Keep it specific and controllable
Broad, general goals are not going to do you any good. They allow for easy outs and little accountability. Keep your goals specific and well within your realm of control. If the goal isn’t within your daily grasp, and is controlled by an outside force you may often find yourself saying, “whelp, can’t do it, but it’s not my fault,” and that’s too easy of a way out. If your goal is to complete a 10k race, set a month to do it in, a goal time to stay under, and maybe even register for a specific race right then and there. This will give you that much more investment and allow mini-goals to be set based on the details. This will ultimately keep you on track and hold you accountable. Specific is much better than simply saying “My goal is to run a race” or “My goal is to become a runner.”
Specific doesn’t necessarily mean small. You can have a small, broad goal like “I want to drink more liquid,” or you can do it right and have a BIG, specific goal like “I want to finish my hometown ultra-marathon in the top 100 and under 8 hours!” While a small goal may seem safe because you get the satisfaction of completing it without too much work, it allows you an exit before really achieving something of personal note. If you don’t really have to work to get it, is it worth getting?
Have a clear “Why” for your goal
You should always be able to tell yourself why you’ve set this specific goal. What will it mean to you upon completion? What is it leading to? Why now? Tying a goal to your specific values helps make it more personal and increases your buy-in, therefore making it all the more attainable. If you’re someone who truly believes in the value of giving to your community then tie your goal to a charitable cause. If you value the importance of family, get your loved ones involved in the goal. Keeping your goal close to heart and having a pure, simple reason why you’re doing it will keep you going even when things gets hard.
Set check points/manageable steps
Allow yourself little victories as you build towards your ultimate goal. Setting check points or steps that will get you from your starting point to the finish line will keep your engagement high and limit how grand and daunting the overall goal may be. If your ultimate goal is finish a 5k in under 30 minutes, set a few manageable goals that will build upon each other on the way. Set a mini goal of running 1 mile with walk breaks, then 1 mile with no breaks, then 20-30 minutes with breaks, then just 1 mile in 10 minutes, so on and so forth. Breaking it down into bite-size chunks will help you digest your grand goal and keep on track.

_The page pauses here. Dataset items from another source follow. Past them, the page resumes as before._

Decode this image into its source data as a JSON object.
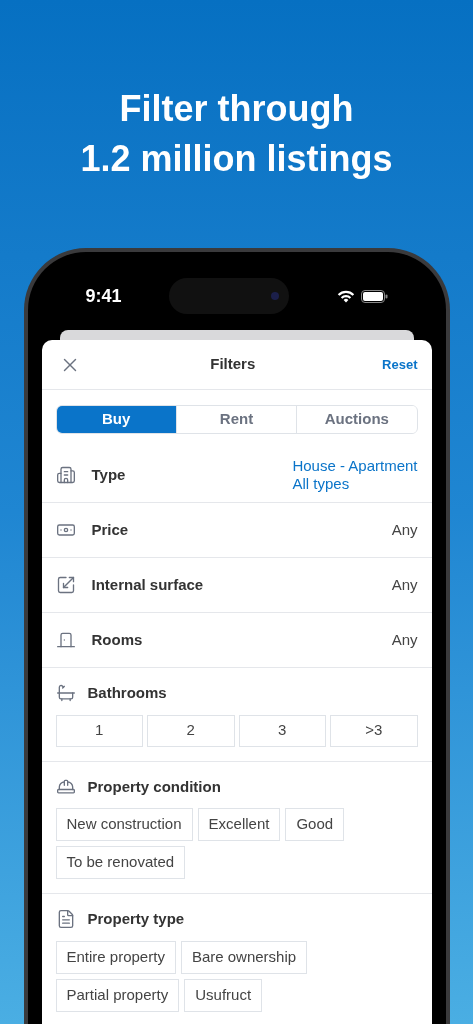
{
  "headline": [
    "Filter through",
    "1.2 million listings"
  ],
  "status_bar": {
    "time": "9:41"
  },
  "sheet": {
    "title": "Filters",
    "reset": "Reset",
    "tabs": [
      {
        "label": "Buy",
        "selected": true
      },
      {
        "label": "Rent",
        "selected": false
      },
      {
        "label": "Auctions",
        "selected": false
      }
    ],
    "rows": [
      {
        "kind": "link",
        "label": "Type",
        "values": [
          "House - Apartment",
          "All types"
        ]
      },
      {
        "kind": "plain",
        "label": "Price",
        "values": [
          "Any"
        ]
      },
      {
        "kind": "plain",
        "label": "Internal surface",
        "values": [
          "Any"
        ]
      },
      {
        "kind": "plain",
        "label": "Rooms",
        "values": [
          "Any"
        ]
      }
    ],
    "groups": [
      {
        "title": "Bathrooms",
        "kind": "grid",
        "options": [
          {
            "label": "1",
            "selected": false
          },
          {
            "label": "2",
            "selected": false
          },
          {
            "label": "3",
            "selected": false
          },
          {
            "label": ">3",
            "selected": false
          }
        ]
      },
      {
        "title": "Property condition",
        "kind": "chips",
        "options": [
          {
            "label": "New construction",
            "selected": false
          },
          {
            "label": "Excellent",
            "selected": false
          },
          {
            "label": "Good",
            "selected": false
          },
          {
            "label": "To be renovated",
            "selected": false
          }
        ]
      },
      {
        "title": "Property type",
        "kind": "chips",
        "options": [
          {
            "label": "Entire property",
            "selected": false
          },
          {
            "label": "Bare ownership",
            "selected": false
          },
          {
            "label": "Partial property",
            "selected": false
          },
          {
            "label": "Usufruct",
            "selected": false
          }
        ]
      }
    ]
  }
}
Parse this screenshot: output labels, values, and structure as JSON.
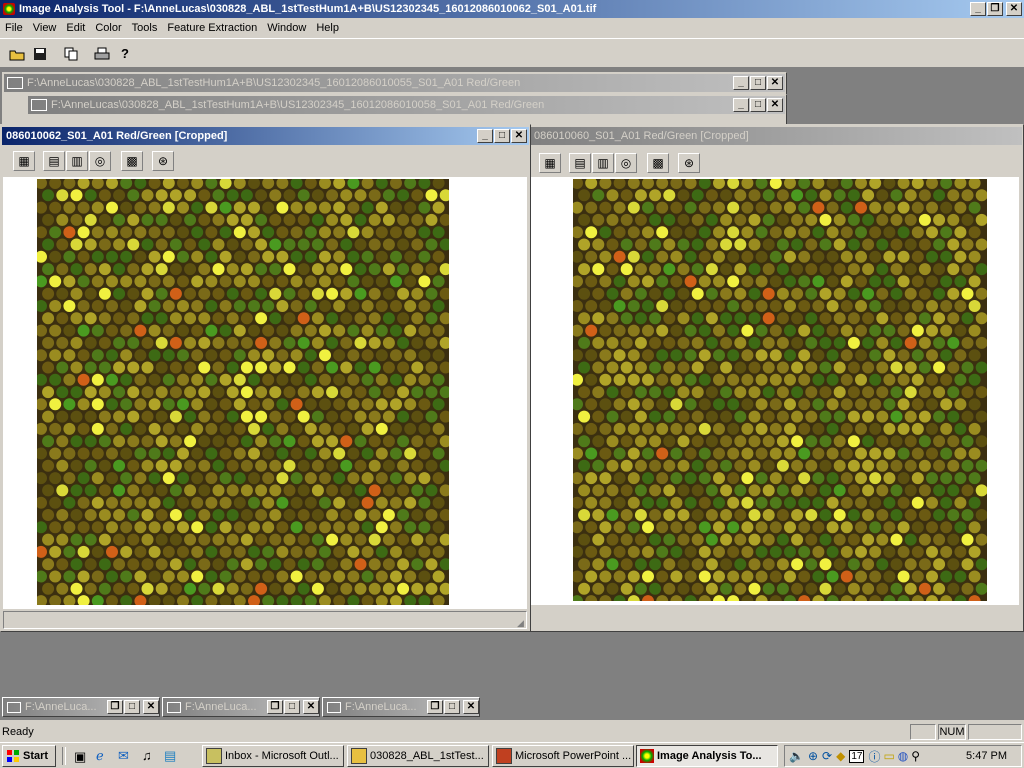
{
  "app": {
    "title": "Image Analysis Tool - F:\\AnneLucas\\030828_ABL_1stTestHum1A+B\\US12302345_16012086010062_S01_A01.tif",
    "menu": [
      "File",
      "View",
      "Edit",
      "Color",
      "Tools",
      "Feature Extraction",
      "Window",
      "Help"
    ]
  },
  "toolbar": {
    "icons": [
      "open-folder-icon",
      "save-disk-icon",
      "copy-icon",
      "print-icon",
      "help-icon"
    ]
  },
  "mdi": {
    "back_windows": [
      "F:\\AnneLucas\\030828_ABL_1stTestHum1A+B\\US12302345_16012086010055_S01_A01 Red/Green",
      "F:\\AnneLucas\\030828_ABL_1stTestHum1A+B\\US12302345_16012086010058_S01_A01 Red/Green"
    ],
    "left_window_title": "086010062_S01_A01 Red/Green [Cropped]",
    "right_window_title": "086010060_S01_A01 Red/Green [Cropped]",
    "minimized": [
      "F:\\AnneLuca...",
      "F:\\AnneLuca...",
      "F:\\AnneLuca..."
    ]
  },
  "status": {
    "text": "Ready",
    "num": "NUM"
  },
  "taskbar": {
    "start": "Start",
    "tasks": [
      "Inbox - Microsoft Outl...",
      "030828_ABL_1stTest...",
      "Microsoft PowerPoint ...",
      "Image Analysis To..."
    ],
    "clock": "5:47 PM",
    "tray_number": "17"
  },
  "colors": {
    "active_title": "#0a246a",
    "desktop": "#808080",
    "array_bg": "#3b2f10"
  }
}
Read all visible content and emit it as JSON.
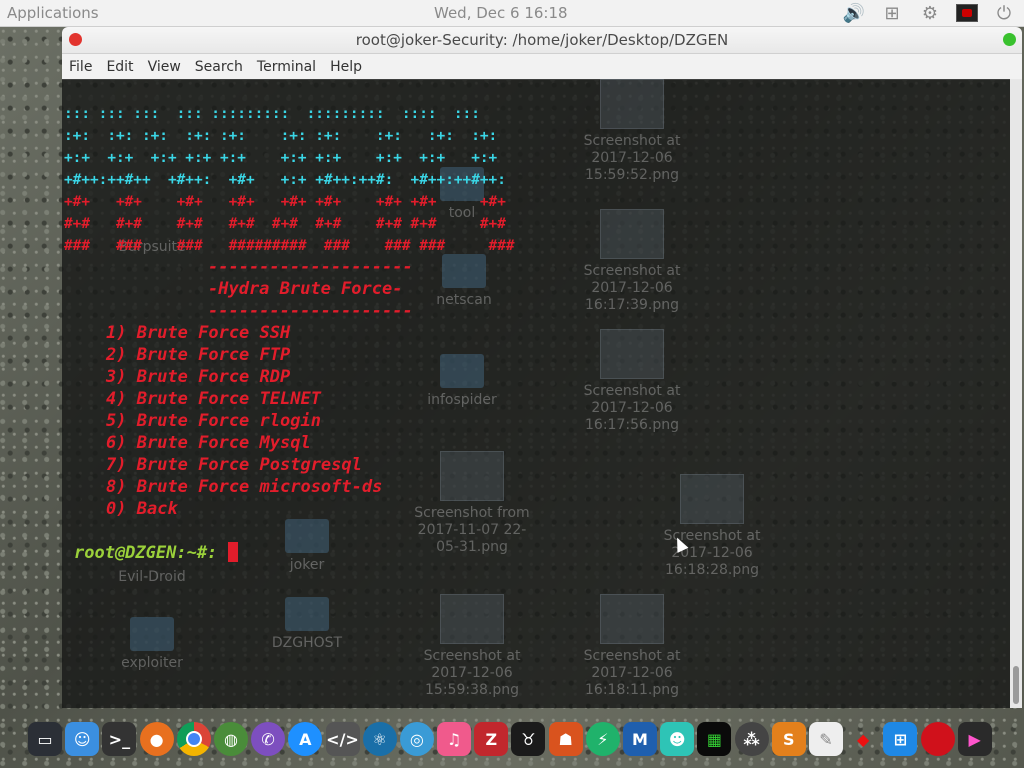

Give yourself an accurate time frame
Having a deadline is important in goal setting but only if it’s a realistic deadline. If you’ve never run a step in your life it’s not a good idea to set a goal of running a marathon within a month. Cutting your time frame short will only promote stress and an impending sense of failure which is likely to push you off course. Almost equally as destructive is setting too long of a time frame. This allows for far too much flexibility in starting your steps and completing them in your trek towards your goal. Set an accurate and realistic amount of time for your goal, one that works with your schedule AND works for what you hope to achieve, and then stick to it!